I spoke to TheSunGod and leaned on him for a better understanding and clarity since I felt I was in a delusional state of mind. I cried a lot to him and opened up about how unhealthy these patterns in my mind appeared to be, such as having sex to fill a void where there wasn’t even a void to begin with in the first place. I simply believed there was. I confessed to him how crazy I felt for the type of relationship vision I desired. That was a common theme for me this summer—wondering who would ever want me if I was asking for the things I appeared to actually want. It was as if I was constantly doubting and getting in my own way because deep down I didn’t feel I really truly deserved the kind of love I wanted.
TheSunGod reminded me to dream and to not close off the desires of my heart, because I was wholly worthy of what I wanted.
“Anything you desire exists. Dream. We are dreamers,” he said, “and these experiences you went through with Voodoo are a gift. He taught you more about what truly resonates in your heart and what doesn’t.
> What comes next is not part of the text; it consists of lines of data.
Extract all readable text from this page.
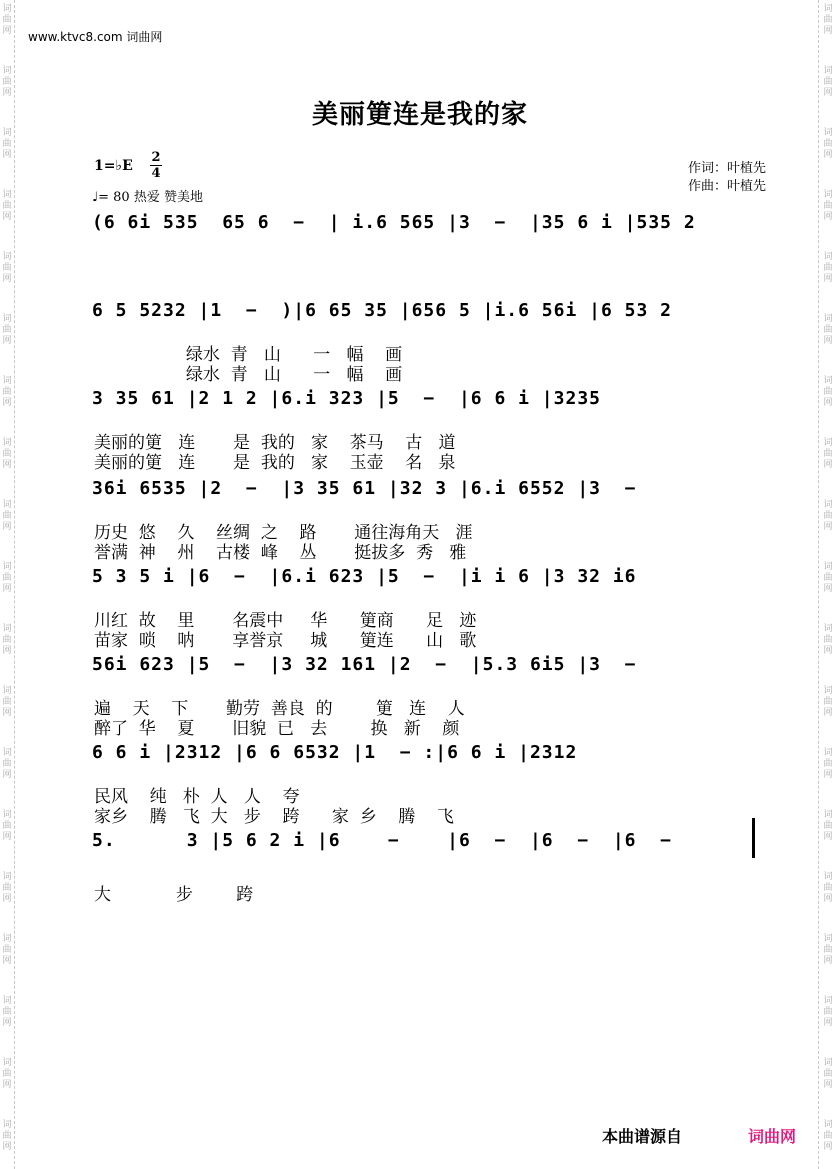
词
曲
网
词
曲
网
词
曲
网
词
曲
网
词
曲
网
词
曲
网
词
曲
网
词
曲
网
词
曲
网
词
曲
网
词
曲
网
词
曲
网
词
曲
网
词
曲
网
词
曲
网
词
曲
网
词
曲
网
词
曲
网
词
曲
网
词
曲
网
词
曲
网
词
曲
网
词
曲
网
词
曲
网
词
曲
网
词
曲
网
词
曲
网
词
曲
网
词
曲
网
词
曲
网
词
曲
网
词
曲
网
词
曲
网
词
曲
网
词
曲
网
词
曲
网
词
曲
网
词
曲
网
www.ktvc8.com 词曲网
美丽筻连是我的家
1=♭E
2
4
♩= 80 热爱 赞美地
作词：叶植先
作曲：叶植先
(6 6i 535  65 6  −  | i.6 565 |3  −  |35 6 i |535 2
6 5 5232 |1  −  )|6 65 35 |656 5 |i.6 56i |6 53 2
绿水  青   山      一   幅    画
绿水  青   山      一   幅    画
3 35 61 |2 1 2 |6.i 323 |5  −  |6 6 i |3235
美丽的筻   连       是  我的   家    茶马    古   道
美丽的筻   连       是  我的   家    玉壶    名   泉
36i 6535 |2  −  |3 35 61 |32 3 |6.i 6552 |3  −
历史  悠    久    丝绸  之    路       通往海角天   涯
誉满  神    州    古楼  峰    丛       挺拔多  秀   雅
5 3 5 i |6  −  |6.i 623 |5  −  |i i 6 |3 32 i6
川红  故    里       名震中     华      筻商      足   迹
苗家  唢    呐       享誉京     城      筻连      山   歌
56i 623 |5  −  |3 32 161 |2  −  |5.3 6i5 |3  −
遍    天    下       勤劳  善良  的        筻   连    人
醉了  华    夏       旧貌  已   去        换   新    颜
6 6 i |2312 |6 6 6532 |1  − :|6 6 i |2312
民风    纯   朴  人   人    夸
家乡    腾   飞  大   步    跨      家  乡    腾    飞
5.      3 |5 6 2 i |6    −    |6  −  |6  −  |6  −
大            步        跨
本曲谱源自	词曲网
That is a gift.”
I also spoke to my soul sister, Laima. She was very deep in her Christian faith and gave me words of comfort when I told her I was losing faith in men, which scared me because I was a lover of men and viewed them as protectors.
“I am losing faith in myself,” I said.
She reminded, “When you are losing faith in yourself, you are losing faith in the path God made for you, which in turn you are losing faith in the power of God,” she said, “which is the same as you saying you don’t believe He has the power to provide these things for you.”
That was a moment of truth for me in which I felt my faith was restored to me almost instantaneously. It was as if I broke through the wall in my mind and saw through the perception. I quickly saw how silly it was to doubt/deny Love and the path I had chosen to walk.